Opinion
No. 2022-01599 Index No. 62763/19
01-10-2024
Elliot Ifraimoff & Associates, P.C. (The Altman Law Firm PLLC, Woodmere, NY [Michael T. Altman], of counsel), for appellant. Peirce & Salvato, PLLC, White Plains, NY (Marc A. Rousseau of counsel), for respondent.
Elliot Ifraimoff & Associates, P.C. (The Altman Law Firm PLLC, Woodmere, NY [Michael T. Altman], of counsel), for appellant.
Peirce & Salvato, PLLC, White Plains, NY (Marc A. Rousseau of counsel), for respondent.
VALERIE BRATHWAITE NELSON, J.P. JOSEPH J. MALTESE WILLIAM G. FORD CARL J. LANDICINO, JJ.
DECISION & ORDER
In an action to recover damages for personal injuries, the plaintiff appeals from an order of the Supreme Court, Westchester County (William J. Giacomo, J.), dated February 10, 2022. The order granted the defendant's motion for summary judgment dismissing the complaint.
ORDERED that the order is reversed, on the law, with costs, and the defendant's motion for summary judgment dismissing the complaint is denied.
In March 2019, the plaintiff allegedly was injured when she slipped and fell on a loose stone condition in the front walkway of the defendant's house. The plaintiff commenced this action to recover damages for personal injuries, alleging that the defendant was negligent in maintaining the stone walkway where the subject accident occurred. The defendant moved for summary judgment dismissing the complaint. The Supreme Court granted the motion, and the plaintiff appeals.
"A defendant moving for summary judgment in a trip-and-fall case has the initial burden of making a prima facie showing that it neither created the hazardous condition nor had actual or constructive notice of its existence for a sufficient length of time to discover and remedy it" (Rivera v Queens Ballpark Co., LLC, 134 A.D.3d 796, 797). "A defendant has constructive notice of a dangerous or defective condition when it is visible and apparent, and has existed for a sufficient length of time to afford the defendant a reasonable opportunity to discover and remedy it" (Mermelstein v Campbell Fitness NC, LLC, 201 A.D.3d 923, 924). Moreover, "a defendant who has actual knowledge of a particular ongoing and recurring hazardous condition may be charged with constructive notice of each specific reoccurrence of that condition" (Toussaint v Ocean Ave. Apt. Assoc., LLC, 144 A.D.3d 664, 665).

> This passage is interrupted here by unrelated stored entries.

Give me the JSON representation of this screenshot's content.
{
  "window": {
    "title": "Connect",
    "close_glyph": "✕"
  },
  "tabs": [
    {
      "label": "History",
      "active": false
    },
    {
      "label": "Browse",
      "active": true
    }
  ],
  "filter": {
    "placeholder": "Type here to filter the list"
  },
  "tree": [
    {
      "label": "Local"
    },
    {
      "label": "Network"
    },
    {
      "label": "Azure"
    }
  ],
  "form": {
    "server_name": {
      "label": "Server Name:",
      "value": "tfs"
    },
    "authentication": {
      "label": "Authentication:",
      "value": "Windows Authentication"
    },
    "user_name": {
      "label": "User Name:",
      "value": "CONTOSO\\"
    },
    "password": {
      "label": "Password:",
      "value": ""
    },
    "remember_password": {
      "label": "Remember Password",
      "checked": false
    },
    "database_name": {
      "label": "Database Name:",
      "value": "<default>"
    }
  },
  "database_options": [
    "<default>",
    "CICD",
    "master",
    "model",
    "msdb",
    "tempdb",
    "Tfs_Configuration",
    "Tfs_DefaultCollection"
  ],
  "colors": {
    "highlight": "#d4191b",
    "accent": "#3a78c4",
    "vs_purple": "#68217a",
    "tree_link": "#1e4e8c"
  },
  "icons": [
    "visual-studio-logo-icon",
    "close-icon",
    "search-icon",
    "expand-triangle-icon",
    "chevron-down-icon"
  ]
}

Contrary to the Supreme Court's determination, the defendant failed to establish, prima facie, that she lacked either actual or constructive notice of the alleged dangerous condition of the loose stones. In support of her motion, the defendant relied upon, inter alia, her own deposition testimony and the plaintiff's deposition testimony. Although the defendant testified that repairs had been made to the loose stones approximately two years before the plaintiff's accident, the defendant did not know what repairs had been made and admitted that, one week before the plaintiff's accident, she discovered two loose stones in the walkway and removed them. The plaintiff testified that she had observed loose stones in the walkway for several years, that she complained to the defendant about them, and that none of the stones that the defendant allegedly had removed were missing from the walkway on the day of her accident. This testimony raised a triable issue of fact regarding actual notice, as well as an issue of credibility, that a trier of fact should determine (see Mermelstein v Campbell Fitness NC, LLC, 201 A.D.3d at 924).
Moreover, the testimony failed to eliminate all triable issues of fact as to whether the alleged dangerous condition of the loose stones was a recurring condition that the defendant failed to adequately remedy, and whether she lacked constructive notice of that condition (see Hoppe v Imperial Towers Assoc., 181 A.D.3d 659, 660; Gonzalez v Board of Educ. of City of N.Y., 165 A.D.3d 1065, 1066). Since the defendant failed to demonstrate her prima facie entitlement to judgment as a matter of law dismissing the complaint, the Supreme Court should have denied her motion for summary judgment without regard to the sufficiency of the plaintiff's opposition papers (see Winegrad v New York Univ. Med. Ctr., 64 N.Y.2d 851, 853).
BRATHWAITE NELSON, J.P., MALTESE, FORD and LANDICINO, JJ., concur.